Randomised and cluster-randomised trials assessing the effects of exercise for preventing pregnancy glucose intolerance or GDM.

Data collection and analysis: 

Two review authors independently assessed study eligibility, extracted data and assessed the risk of bias of included studies.

Main results: 

We included five trials with a total of 1115 women and their babies (922 women and their babies contributed outcome data). Four of the five included trials had small sample sizes with one large trial that recruited 855 women and babies. All five included trials had a moderate risk of bias. When comparing women receiving additional exercise interventions with those having routine antenatal care, there was no significant difference in GDM incidence (three trials, 826 women, risk ratio (RR) 1.10, 95% confidence interval (CI) 0.66 to 1.84), caesarean section (two trials, 934 women, RR 1.33, 95% CI 0.97 to 1.84) or operative vaginal birth (two trials, 934 women, RR 0.83, 95% CI 0.58 to 1.17). No trial reported the infant primary outcomes prespecified in the review.
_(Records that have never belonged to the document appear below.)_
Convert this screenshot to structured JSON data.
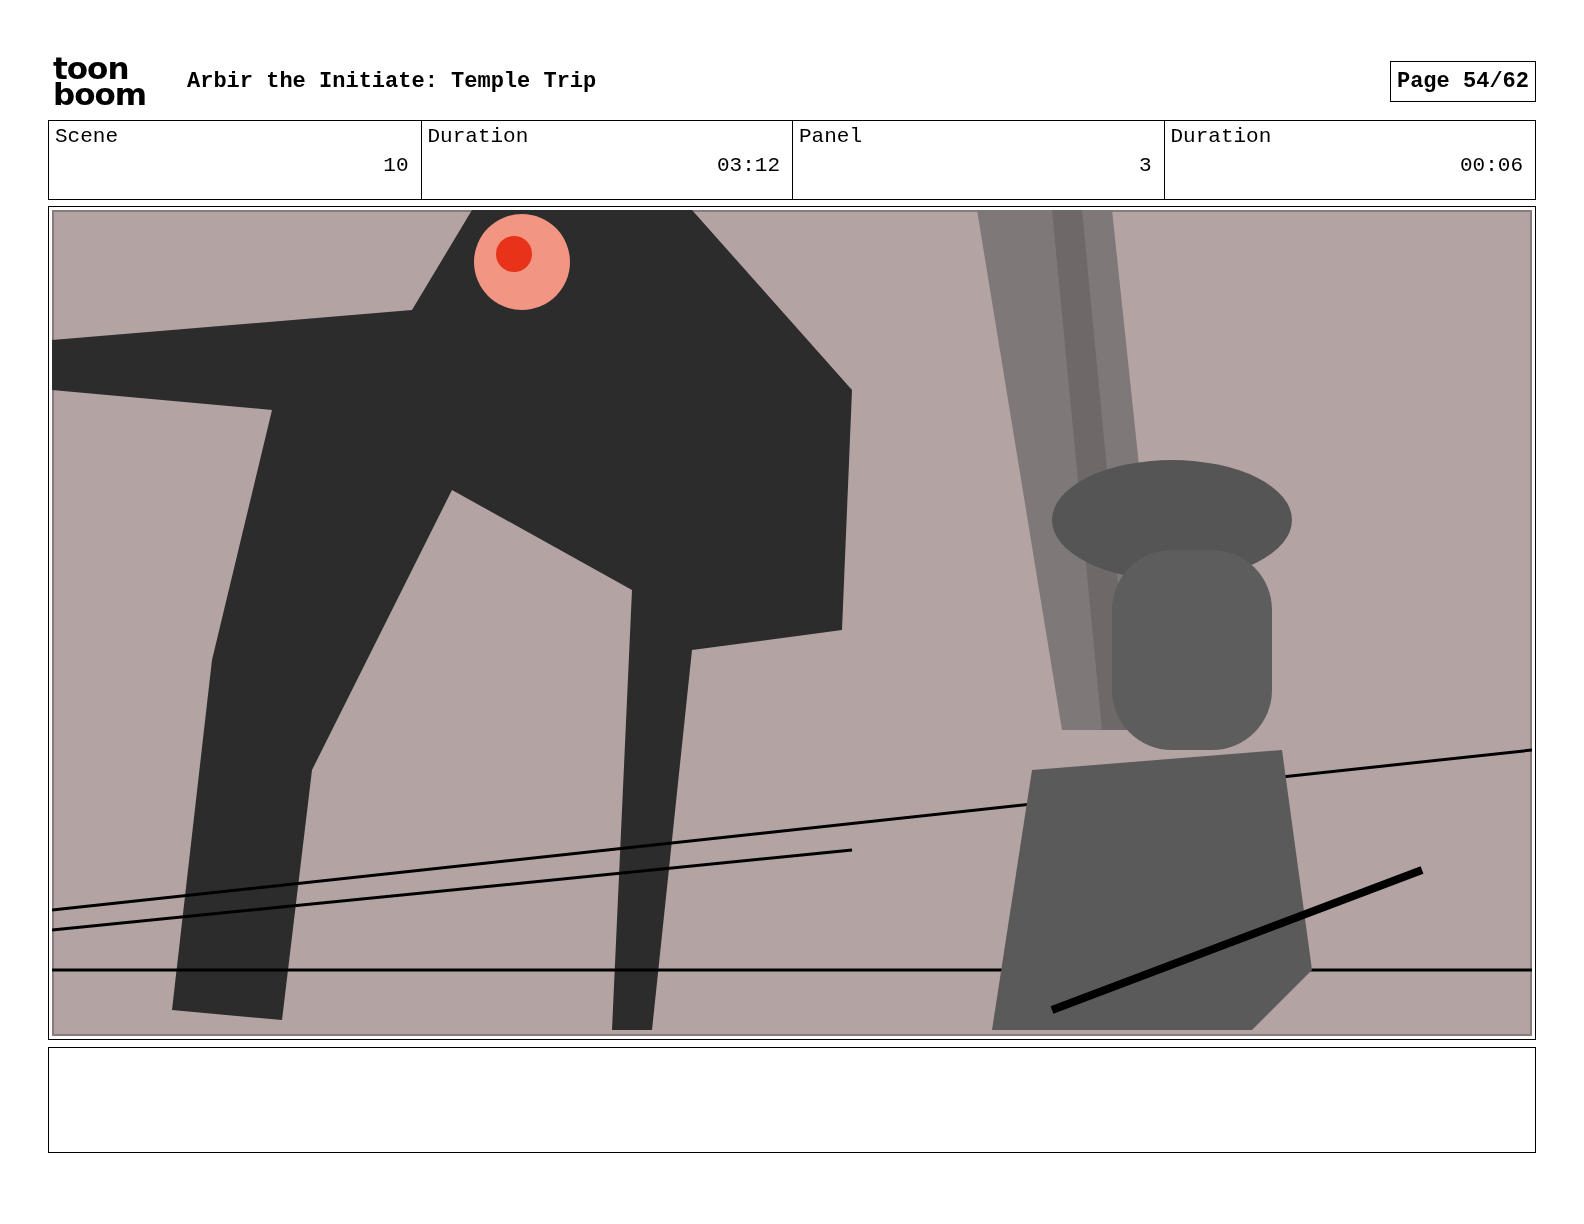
{
  "logo": [
    "toon",
    "boom"
  ],
  "title": "Arbir the Initiate: Temple Trip",
  "page": "Page 54/62",
  "fields": [
    {
      "label": "Scene",
      "value": "10"
    },
    {
      "label": "Duration",
      "value": "03:12"
    },
    {
      "label": "Panel",
      "value": "3"
    },
    {
      "label": "Duration",
      "value": "00:06"
    }
  ]
}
None of the five included trials found significant differences in insulin sensitivity. Evidence from one single large trial suggested no significant difference in the incidence of developing pregnancy hyperglycaemia not meeting GDM diagnostic criteria, pre-eclampsia or admission to neonatal ward between the two study groups. Babies born to women receiving exercise interventions had a non-significant trend to a lower ponderal index (mean difference (MD) -0.08 gram x 100 m3, 95% CI -0.18 to 0.02, one trial, 84 infants). No significant differences were seen between the two study groups for the outcomes of birthweight (two trials, 167 infants, MD -102.87 grams, 95% CI -235.34 to 29.60), macrosomia (two trials, 934 infants, RR 0.91, 95% CI 0.68 to 1.22), or small-for-gestational age (one trial, 84 infants, RR 1.05, 95% CI 0.25 to 4.40) or gestational age at birth (two trials, 167 infants, MD -0.04 weeks, 95% CI -0.37 to 0.29) or Apgar score less than seven at five minutes (two trials, 919 infants, RR 1.00, 95% CI 0.27 to 3.65). None of the trials reported long-term outcomes for women and their babies. No information was available on health services costs.